In recent years the legend of Bessie Stringfield has grown thanks to the internet, allowing a new generation to become familiar with her story. “As often happens when information spreads exponentially, errors and myths creep in, even among well-meaning admirers and fans,” says Ferrar. “Over the years I have quietly watched this happen, with mixed feelings.” Stringfield has become the embodiment of a rough-and-rugged free spirit, thumbing her nose at convention, but Ferrar says, “There are all types of rugged, and not all of them are physical. It takes tough mental grit — foresight, planning, and craftiness — to do what Bessie did in the Jim Crow era and get away with it.”
“Bessie was not a standard-bearer for the organized civil rights movement or for women in general,” Ferrar continues. “She couldn’t be, as she was ahead of both of those movements.
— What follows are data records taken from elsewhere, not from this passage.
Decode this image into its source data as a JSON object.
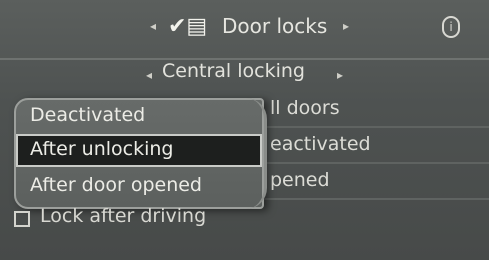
{
  "header": {
    "title": "Door locks",
    "vehicle_icon": "car-lock-check-icon",
    "info_icon": "info-icon",
    "left_arrow": "◂",
    "right_arrow": "▸"
  },
  "subheader": {
    "title": "Central locking",
    "left_arrow": "◂",
    "right_arrow": "▸"
  },
  "background_list": [
    {
      "label": "ll doors"
    },
    {
      "label": "eactivated"
    },
    {
      "label": "pened"
    }
  ],
  "popup": {
    "items": [
      {
        "label": "Deactivated",
        "selected": false
      },
      {
        "label": "After unlocking",
        "selected": true
      },
      {
        "label": "After door opened",
        "selected": false
      }
    ]
  },
  "lock_after_driving": {
    "label": "Lock after driving",
    "checked": false
  }
}
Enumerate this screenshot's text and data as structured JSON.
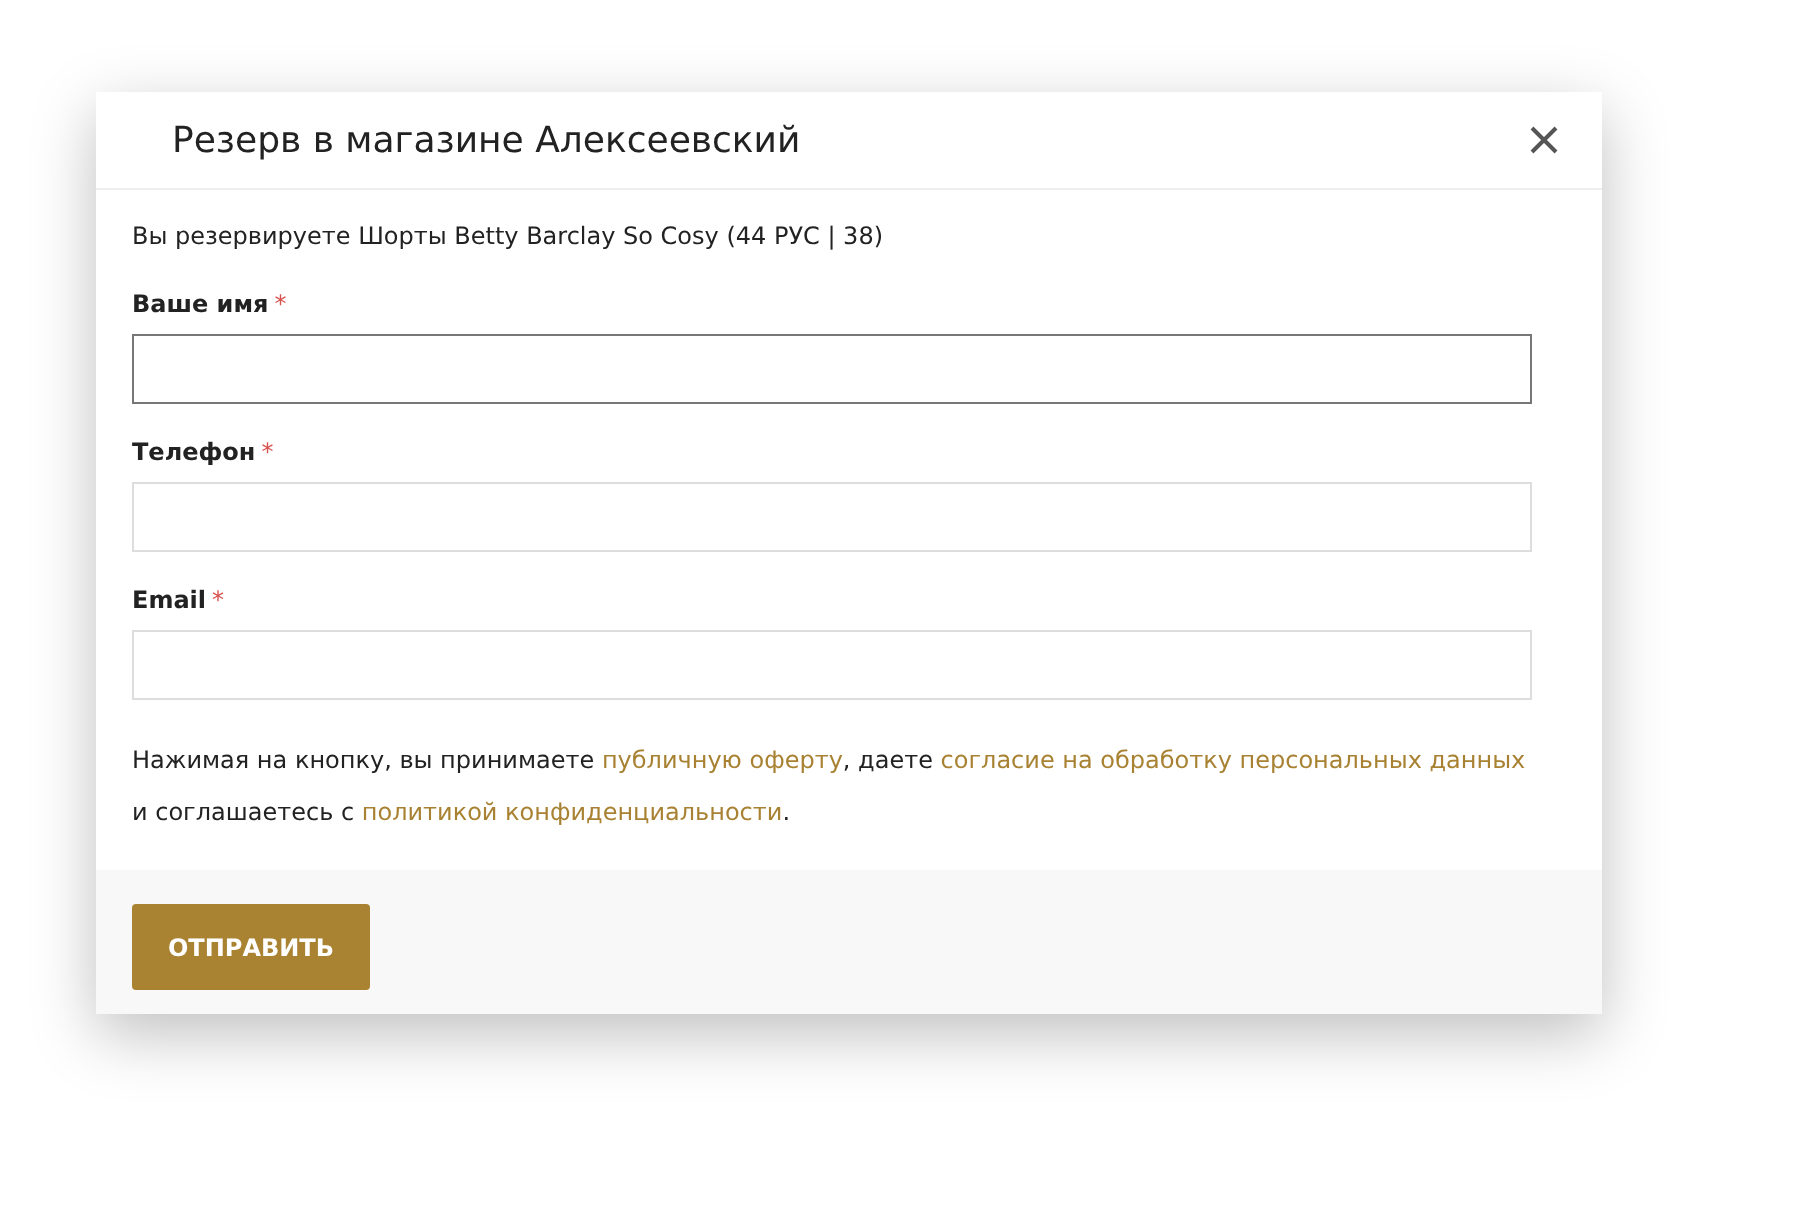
{
  "dialog": {
    "title": "Резерв в магазине Алексеевский",
    "intro": "Вы резервируете Шорты Betty Barclay So Cosy (44 РУС | 38)",
    "fields": [
      {
        "label": "Ваше имя",
        "required_mark": "*",
        "focused": true
      },
      {
        "label": "Телефон",
        "required_mark": "*",
        "focused": false
      },
      {
        "label": "Email",
        "required_mark": "*",
        "focused": false
      }
    ],
    "consent": [
      {
        "kind": "text",
        "text": "Нажимая на кнопку, вы принимаете "
      },
      {
        "kind": "link",
        "text": "публичную оферту"
      },
      {
        "kind": "text",
        "text": ", даете "
      },
      {
        "kind": "link",
        "text": "согласие на обработку персональных данных"
      },
      {
        "kind": "text",
        "text": " и соглашаетесь с "
      },
      {
        "kind": "link",
        "text": "политикой конфиденциальности"
      },
      {
        "kind": "text",
        "text": "."
      }
    ],
    "submit": "ОТПРАВИТЬ"
  }
}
I called her ‘a one-woman civil rights movement,’ and that phrase has often been repeated, but what I meant was, Bessie let nothing stand in her way despite racial or gender prejudice. She was an outstanding and brave individual.” Regardless of intent, Stringfield’s actions have rippled through time, and her legacy continues to influence and inspire people like Porsche Taylor, a Los Angeles-based graphic designer.
In 2011, Taylor read one of Ferrar’s stories about Bessie Stringfield and wondered why there weren’t more stories about black women on motorcycles. She decided she would have to be the one to tell them, establishing Black Girls Ride, a publication that celebrates women of color in the motorcycle scene. She has since become a modern-day Bessie Stringfield of sorts, crossing the U.S. eight times herself.